Phanfare isn’t profitable yet, but its offering distinguishes it: It allows you to store your photos — and videos — in an application on your desktop, and then syncs the content to the Web automatically. That means your collection of videos and photos is available wherever you go: They’re stored online so that they’re easily accessible if you change computer. No other service, to our knowledge, does this for both video and photos. The company focuses on private sharing among families, and so the Web contents aren’t available for view by outsiders.
The site has had favorable reviews. Yet despite its 10,000 customers, Phanfare is still not profitable — which points to the big economics problem of photo sharing: There are simply too many other sites offering people unlimited, free storage for photos. “A large number of players are willing to take perpetual losses,” says Phanfare’s chief executive Andrew Erlichson. “As these companies get out of the space, there will be a healthy shakeout.”

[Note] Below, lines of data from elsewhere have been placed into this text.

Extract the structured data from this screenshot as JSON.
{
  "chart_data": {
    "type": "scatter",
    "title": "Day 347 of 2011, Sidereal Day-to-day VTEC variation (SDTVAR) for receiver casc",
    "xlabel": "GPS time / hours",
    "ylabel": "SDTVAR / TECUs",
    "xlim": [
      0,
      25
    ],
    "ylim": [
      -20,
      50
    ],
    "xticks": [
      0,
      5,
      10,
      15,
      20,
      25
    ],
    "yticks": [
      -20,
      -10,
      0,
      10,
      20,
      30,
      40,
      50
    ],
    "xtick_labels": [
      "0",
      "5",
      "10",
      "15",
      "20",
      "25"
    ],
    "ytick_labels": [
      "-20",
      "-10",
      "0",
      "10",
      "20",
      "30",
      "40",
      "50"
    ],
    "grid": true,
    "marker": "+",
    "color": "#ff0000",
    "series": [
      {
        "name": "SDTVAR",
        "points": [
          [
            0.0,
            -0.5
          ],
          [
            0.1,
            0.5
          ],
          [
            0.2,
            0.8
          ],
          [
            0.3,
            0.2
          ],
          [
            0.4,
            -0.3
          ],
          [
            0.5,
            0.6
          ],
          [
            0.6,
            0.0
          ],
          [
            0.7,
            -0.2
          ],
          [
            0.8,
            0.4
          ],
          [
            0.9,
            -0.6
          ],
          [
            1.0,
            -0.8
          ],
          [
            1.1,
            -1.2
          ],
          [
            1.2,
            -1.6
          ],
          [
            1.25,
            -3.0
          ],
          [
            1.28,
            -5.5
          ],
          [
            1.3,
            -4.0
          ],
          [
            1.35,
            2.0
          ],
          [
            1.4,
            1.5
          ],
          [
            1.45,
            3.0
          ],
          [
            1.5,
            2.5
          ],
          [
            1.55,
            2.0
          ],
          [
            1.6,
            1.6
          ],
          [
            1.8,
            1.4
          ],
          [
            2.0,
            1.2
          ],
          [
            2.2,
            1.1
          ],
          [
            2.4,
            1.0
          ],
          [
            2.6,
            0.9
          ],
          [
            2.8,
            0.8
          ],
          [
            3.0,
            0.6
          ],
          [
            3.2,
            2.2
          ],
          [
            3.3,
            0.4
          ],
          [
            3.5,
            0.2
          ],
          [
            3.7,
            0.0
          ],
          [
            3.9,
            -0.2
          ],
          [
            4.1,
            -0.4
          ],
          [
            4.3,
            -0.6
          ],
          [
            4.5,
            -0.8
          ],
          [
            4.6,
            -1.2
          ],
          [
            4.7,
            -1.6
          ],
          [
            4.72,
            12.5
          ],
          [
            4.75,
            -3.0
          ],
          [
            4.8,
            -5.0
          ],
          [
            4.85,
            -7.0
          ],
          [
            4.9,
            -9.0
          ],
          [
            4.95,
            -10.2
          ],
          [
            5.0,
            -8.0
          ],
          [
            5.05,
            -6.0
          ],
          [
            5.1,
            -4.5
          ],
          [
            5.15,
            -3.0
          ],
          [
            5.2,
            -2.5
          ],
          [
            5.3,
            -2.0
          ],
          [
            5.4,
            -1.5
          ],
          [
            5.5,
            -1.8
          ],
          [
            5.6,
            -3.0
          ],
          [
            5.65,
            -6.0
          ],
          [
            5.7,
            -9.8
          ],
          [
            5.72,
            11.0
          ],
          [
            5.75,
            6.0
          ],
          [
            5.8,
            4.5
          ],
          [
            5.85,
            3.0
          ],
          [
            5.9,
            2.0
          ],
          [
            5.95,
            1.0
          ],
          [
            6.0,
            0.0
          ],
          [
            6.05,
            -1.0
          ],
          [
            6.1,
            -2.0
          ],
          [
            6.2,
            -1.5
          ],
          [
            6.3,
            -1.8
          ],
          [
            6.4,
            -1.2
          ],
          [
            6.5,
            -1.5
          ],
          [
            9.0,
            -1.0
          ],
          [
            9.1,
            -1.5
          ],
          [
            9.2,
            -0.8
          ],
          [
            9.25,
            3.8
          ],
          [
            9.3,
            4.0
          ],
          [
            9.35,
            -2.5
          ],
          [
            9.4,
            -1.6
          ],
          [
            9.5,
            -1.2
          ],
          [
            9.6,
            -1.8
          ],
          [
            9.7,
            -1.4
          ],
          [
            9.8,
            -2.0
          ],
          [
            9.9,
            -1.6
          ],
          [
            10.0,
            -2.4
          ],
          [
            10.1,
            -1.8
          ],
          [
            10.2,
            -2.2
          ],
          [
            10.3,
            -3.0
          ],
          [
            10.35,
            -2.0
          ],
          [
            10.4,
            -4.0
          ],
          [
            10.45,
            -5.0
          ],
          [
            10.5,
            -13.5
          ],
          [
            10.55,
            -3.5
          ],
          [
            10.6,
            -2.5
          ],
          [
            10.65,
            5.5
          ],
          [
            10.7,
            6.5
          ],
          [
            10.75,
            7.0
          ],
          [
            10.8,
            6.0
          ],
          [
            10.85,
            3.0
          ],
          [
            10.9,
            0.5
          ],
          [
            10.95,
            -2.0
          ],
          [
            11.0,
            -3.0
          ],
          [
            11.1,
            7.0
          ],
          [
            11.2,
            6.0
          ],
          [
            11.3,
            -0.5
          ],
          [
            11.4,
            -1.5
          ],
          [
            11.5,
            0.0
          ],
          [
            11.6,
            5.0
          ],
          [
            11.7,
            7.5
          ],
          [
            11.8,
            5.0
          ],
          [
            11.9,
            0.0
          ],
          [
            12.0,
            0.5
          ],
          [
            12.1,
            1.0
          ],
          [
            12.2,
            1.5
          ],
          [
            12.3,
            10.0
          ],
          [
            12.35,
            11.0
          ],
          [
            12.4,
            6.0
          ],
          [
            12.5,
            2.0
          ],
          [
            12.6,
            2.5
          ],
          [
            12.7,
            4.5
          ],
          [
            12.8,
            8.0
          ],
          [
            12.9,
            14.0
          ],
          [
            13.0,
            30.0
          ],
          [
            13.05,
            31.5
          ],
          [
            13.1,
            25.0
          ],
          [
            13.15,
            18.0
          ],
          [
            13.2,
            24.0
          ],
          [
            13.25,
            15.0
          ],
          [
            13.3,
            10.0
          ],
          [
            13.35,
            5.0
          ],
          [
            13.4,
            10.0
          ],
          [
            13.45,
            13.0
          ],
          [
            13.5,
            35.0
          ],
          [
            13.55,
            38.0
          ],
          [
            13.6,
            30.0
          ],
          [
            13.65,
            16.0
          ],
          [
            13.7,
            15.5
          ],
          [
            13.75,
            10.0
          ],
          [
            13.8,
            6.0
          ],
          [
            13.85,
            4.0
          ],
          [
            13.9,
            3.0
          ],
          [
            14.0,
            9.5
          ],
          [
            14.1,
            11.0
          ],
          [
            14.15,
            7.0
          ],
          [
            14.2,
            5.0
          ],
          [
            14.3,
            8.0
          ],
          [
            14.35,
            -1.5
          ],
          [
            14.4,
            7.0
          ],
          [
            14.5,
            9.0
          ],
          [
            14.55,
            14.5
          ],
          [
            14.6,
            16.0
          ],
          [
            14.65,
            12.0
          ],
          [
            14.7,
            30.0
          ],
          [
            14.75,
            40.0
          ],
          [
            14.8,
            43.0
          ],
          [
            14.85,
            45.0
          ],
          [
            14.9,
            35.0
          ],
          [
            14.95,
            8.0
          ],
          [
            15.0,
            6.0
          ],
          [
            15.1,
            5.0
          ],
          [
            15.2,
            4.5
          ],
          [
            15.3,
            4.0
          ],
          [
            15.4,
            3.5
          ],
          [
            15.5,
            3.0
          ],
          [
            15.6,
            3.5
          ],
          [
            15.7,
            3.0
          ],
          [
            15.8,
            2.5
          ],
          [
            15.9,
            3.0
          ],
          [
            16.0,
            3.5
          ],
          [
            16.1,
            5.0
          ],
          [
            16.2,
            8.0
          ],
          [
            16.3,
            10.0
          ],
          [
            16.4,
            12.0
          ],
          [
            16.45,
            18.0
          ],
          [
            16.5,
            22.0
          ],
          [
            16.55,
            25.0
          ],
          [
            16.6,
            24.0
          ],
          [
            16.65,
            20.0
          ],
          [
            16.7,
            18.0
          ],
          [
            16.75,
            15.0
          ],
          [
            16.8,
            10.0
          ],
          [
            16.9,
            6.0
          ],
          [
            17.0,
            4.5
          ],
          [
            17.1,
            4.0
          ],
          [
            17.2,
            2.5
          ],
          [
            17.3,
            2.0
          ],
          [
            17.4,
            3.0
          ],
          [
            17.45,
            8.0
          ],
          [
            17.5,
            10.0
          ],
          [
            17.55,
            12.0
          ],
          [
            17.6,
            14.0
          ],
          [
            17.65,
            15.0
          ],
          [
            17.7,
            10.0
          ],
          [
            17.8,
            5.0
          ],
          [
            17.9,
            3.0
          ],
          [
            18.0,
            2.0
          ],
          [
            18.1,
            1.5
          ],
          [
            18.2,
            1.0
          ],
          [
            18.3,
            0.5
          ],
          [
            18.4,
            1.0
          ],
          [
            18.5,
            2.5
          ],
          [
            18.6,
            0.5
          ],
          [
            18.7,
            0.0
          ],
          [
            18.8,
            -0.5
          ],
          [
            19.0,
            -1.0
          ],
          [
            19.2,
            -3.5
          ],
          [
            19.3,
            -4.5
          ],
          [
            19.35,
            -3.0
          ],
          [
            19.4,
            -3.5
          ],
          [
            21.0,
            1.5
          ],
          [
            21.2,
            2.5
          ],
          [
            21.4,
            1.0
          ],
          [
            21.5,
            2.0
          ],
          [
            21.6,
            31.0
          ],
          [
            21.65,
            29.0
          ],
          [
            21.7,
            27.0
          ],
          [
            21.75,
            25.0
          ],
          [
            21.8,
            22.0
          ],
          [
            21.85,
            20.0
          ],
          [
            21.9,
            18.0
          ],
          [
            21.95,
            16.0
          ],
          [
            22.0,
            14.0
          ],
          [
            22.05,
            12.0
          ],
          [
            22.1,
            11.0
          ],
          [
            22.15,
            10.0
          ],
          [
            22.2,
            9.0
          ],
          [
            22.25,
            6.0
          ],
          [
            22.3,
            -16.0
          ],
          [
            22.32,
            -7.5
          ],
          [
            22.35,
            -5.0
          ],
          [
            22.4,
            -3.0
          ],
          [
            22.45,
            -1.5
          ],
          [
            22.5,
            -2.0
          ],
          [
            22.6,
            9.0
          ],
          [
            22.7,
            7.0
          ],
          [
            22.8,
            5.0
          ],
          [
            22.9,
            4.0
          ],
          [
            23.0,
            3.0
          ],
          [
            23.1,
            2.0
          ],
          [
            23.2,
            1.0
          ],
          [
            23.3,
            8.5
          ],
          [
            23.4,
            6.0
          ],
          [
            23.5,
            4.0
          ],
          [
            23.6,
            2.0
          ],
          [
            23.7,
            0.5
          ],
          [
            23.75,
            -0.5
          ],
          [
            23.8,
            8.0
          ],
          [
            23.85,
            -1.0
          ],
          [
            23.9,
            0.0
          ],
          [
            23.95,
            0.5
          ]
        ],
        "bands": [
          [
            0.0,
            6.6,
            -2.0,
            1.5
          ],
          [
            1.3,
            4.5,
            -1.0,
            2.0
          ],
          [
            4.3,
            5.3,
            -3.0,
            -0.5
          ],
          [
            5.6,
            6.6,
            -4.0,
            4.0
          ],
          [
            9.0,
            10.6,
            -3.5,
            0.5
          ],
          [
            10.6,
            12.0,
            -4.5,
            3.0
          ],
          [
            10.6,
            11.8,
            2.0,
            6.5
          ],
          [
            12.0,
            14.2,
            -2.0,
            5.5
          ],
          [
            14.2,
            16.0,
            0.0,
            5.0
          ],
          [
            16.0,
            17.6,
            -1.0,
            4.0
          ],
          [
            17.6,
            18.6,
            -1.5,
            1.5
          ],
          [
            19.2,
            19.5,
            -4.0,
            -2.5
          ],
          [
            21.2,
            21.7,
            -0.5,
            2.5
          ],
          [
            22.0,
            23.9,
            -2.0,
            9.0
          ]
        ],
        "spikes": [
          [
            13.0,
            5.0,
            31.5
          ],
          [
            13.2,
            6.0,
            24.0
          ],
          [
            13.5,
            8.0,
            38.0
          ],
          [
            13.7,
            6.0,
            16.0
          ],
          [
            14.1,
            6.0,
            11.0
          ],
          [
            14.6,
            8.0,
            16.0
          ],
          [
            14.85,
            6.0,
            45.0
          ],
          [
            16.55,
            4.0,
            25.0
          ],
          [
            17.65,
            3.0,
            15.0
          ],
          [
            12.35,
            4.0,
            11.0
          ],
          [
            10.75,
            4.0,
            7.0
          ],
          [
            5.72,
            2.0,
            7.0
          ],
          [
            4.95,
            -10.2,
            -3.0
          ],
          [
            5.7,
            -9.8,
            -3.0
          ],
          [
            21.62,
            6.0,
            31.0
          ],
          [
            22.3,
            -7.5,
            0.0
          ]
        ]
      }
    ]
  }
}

Erlichson said the company is about to do something radically different within a month or two, but said his plans are secretive. “Our whole business model is changing. We have big plans for the service”. However, he ruled out a move to offer the service for free. Phanfare users pay $7 per month, or $55 a year, and get unlimited storage.
The third round of funding was led by Azure Capital Partners, and included other undisclosed investors. Previous backers include Acadia Woods Partners, and DoubleClick co-founder Dwight Merriman, former DoubleClick chief executive Kevin Ryan, and founder of ringtone company Zingy, Fabrice Grinda. Azure’s Paul Ferris joins the board.
Erlichson founded the New Jersey company three years ago with Mark Heinrich. They did so after studying at Stanford and launching a company called Flashbase, which was bought by Doubleclick in 2000.
A host of other players offer desktop photo storing and management applications, including Kodak, Shutterfly and Snapfish and Picasa. Online players include Fabrik, Flickr, Fokti, Pbase and SmugMug, among many others. Phanfare converts the videos to Flash for you so they are easily viewed online, and you can download them in their original form (update: SmugMug does this too; remarkably, SmugMug also says it’s profitable). Phanfare also works well the new Eye-Fi card. Sharpcast has a version of the online-offline sync, but only for photos so far.